As explained above, this invention is configured to measure the temperature of the electrolytic capacitor that forms the power supply device and predict the life based on this, thereby predicting the life of the power circuit of the electrolytic capacitor based on the temperature and wear index. This allows the user to make accurate life predictions that take temperature into account without adding an external circuit. In addition, there is no need to troubleshoot after a failure occurs or to replace the device even though there is still plenty of time left in its life, making it possible to operate the system more efficiently.

4. Brief explanation of the drawings Fig. 1 is a configuration diagram of a lifespan prediction circuit of a power supply device according to an embodiment of the present invention, Fig. 2 is a front diagram showing the lifespan of an electrolytic capacitor in a power supply circuit, and Fig. 3 is a diagram showing temperature FIG. 4 is a diagram of a pulse waveform showing the cycle of an integration counter that varies depending on the period of the integration counter. FIG.
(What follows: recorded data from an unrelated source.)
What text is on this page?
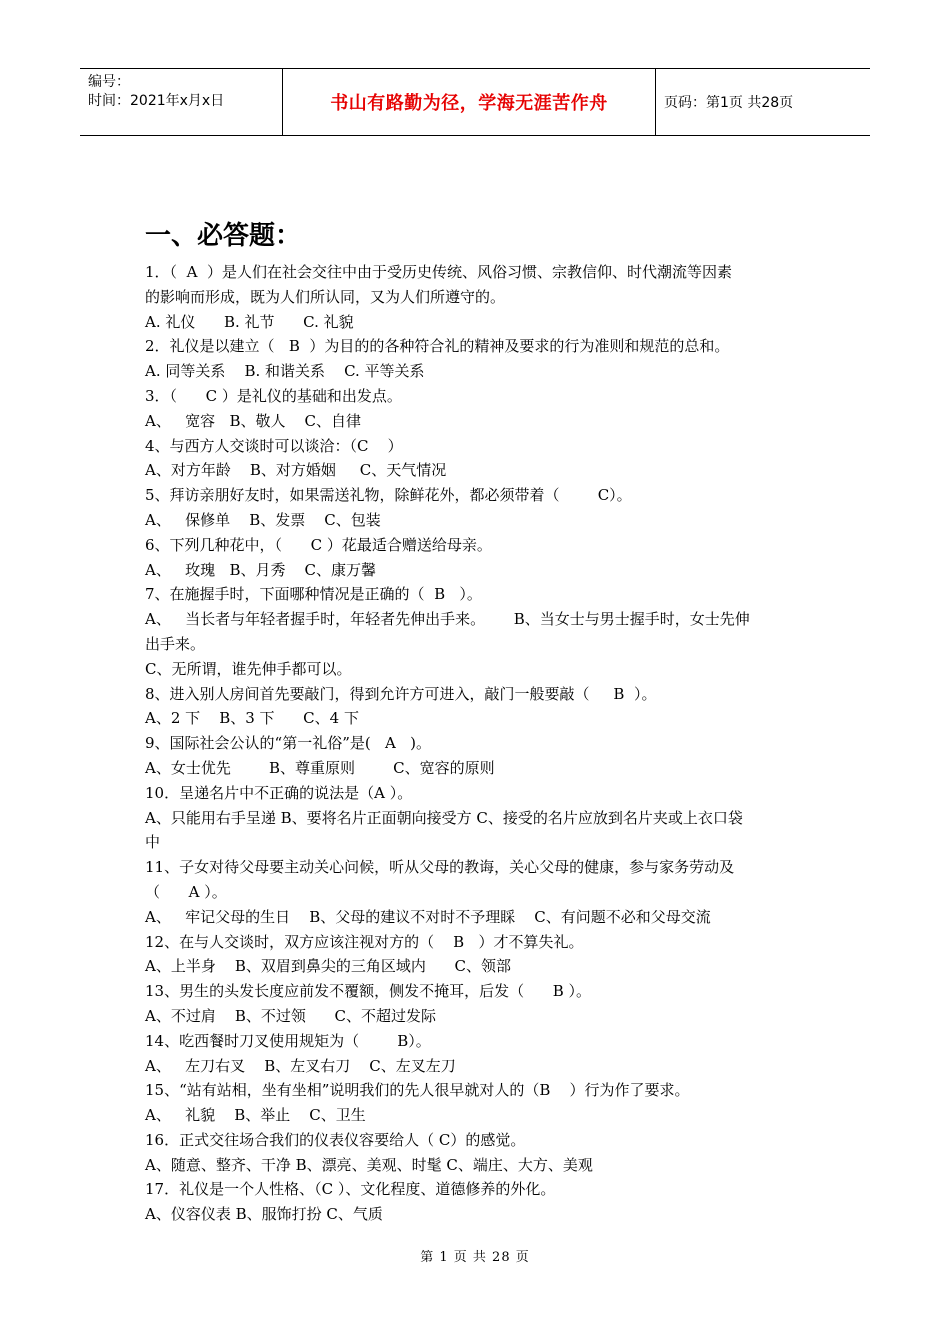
编号：
时间：2021年x月x日	书山有路勤为径，学海无涯苦作舟	页码：第1页 共28页
一、必答题：
1．（  A  ）是人们在社会交往中由于受历史传统、风俗习惯、宗教信仰、时代潮流等因素
的影响而形成，既为人们所认同，又为人们所遵守的。
A. 礼仪      B. 礼节      C. 礼貌
2．礼仪是以建立（   B  ）为目的的各种符合礼的精神及要求的行为准则和规范的总和。
A. 同等关系    B. 和谐关系    C. 平等关系
3．（      C ）是礼仪的基础和出发点。
A、   宽容   B、敬人    C、自律
4、与西方人交谈时可以谈洽：（C    ）
A、对方年龄    B、对方婚姻     C、天气情况
5、拜访亲朋好友时，如果需送礼物，除鲜花外，都必须带着（        C）。
A、   保修单    B、发票    C、包装
6、下列几种花中，（      C ）花最适合赠送给母亲。
A、   玫瑰   B、月秀    C、康万馨
7、在施握手时，下面哪种情况是正确的（  B   ）。
A、   当长者与年轻者握手时，年轻者先伸出手来。      B、当女士与男士握手时，女士先伸
出手来。
C、无所谓，谁先伸手都可以。
8、进入别人房间首先要敲门，得到允许方可进入，敲门一般要敲（     B  ）。
A、2 下    B、3 下      C、4 下
9、国际社会公认的“第一礼俗”是(   A   )。
A、女士优先        B、尊重原则        C、宽容的原则
10．呈递名片中不正确的说法是（A ）。
A、只能用右手呈递 B、要将名片正面朝向接受方 C、接受的名片应放到名片夹或上衣口袋
中
11、子女对待父母要主动关心问候，听从父母的教诲，关心父母的健康，参与家务劳动及
（      A ）。
A、   牢记父母的生日    B、父母的建议不对时不予理睬    C、有问题不必和父母交流
12、在与人交谈时，双方应该注视对方的（    B   ）才不算失礼。
A、上半身    B、双眉到鼻尖的三角区域内      C、领部
13、男生的头发长度应前发不覆额，侧发不掩耳，后发（      B ）。
A、不过肩    B、不过领      C、不超过发际
14、吃西餐时刀叉使用规矩为（        B）。
A、   左刀右叉    B、左叉右刀    C、左叉左刀
15、“站有站相，坐有坐相”说明我们的先人很早就对人的（B    ）行为作了要求。
A、   礼貌    B、举止    C、卫生
16．正式交往场合我们的仪表仪容要给人（ C）的感觉。
A、随意、整齐、干净 B、漂亮、美观、时髦 C、端庄、大方、美观
17．礼仪是一个人性格、（C ）、文化程度、道德修养的外化。
A、仪容仪表 B、服饰打扮 C、气质
第 1 页 共 28 页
In the figure, (1) is a temperature sensor, (2) is an arithmetic circuit, and (3) is a V
/F converter, (4) is integration counter, (5) is display, (6) is power supply circuit, (7) is power supply, (8) is hour meter,
(9) is a switch.

Note that the same reference numerals in the figures indicate the same or equivalent parts.

Claims (1)

[Claims] In a power supply device that stores electric charge in an electrolytic capacitor and supplies power by discharging the electric charge, a temperature measuring means for measuring the temperature of the electrolytic capacitor, and a measured value of the temperature measuring means and a preset consumption index are provided. and an integrating means for holding and successively integrating the calculation results of the calculating means, and for predicting the life of the power supply based on the integrated results of the integrating means. Features a lifespan prediction circuit for power supply equipment.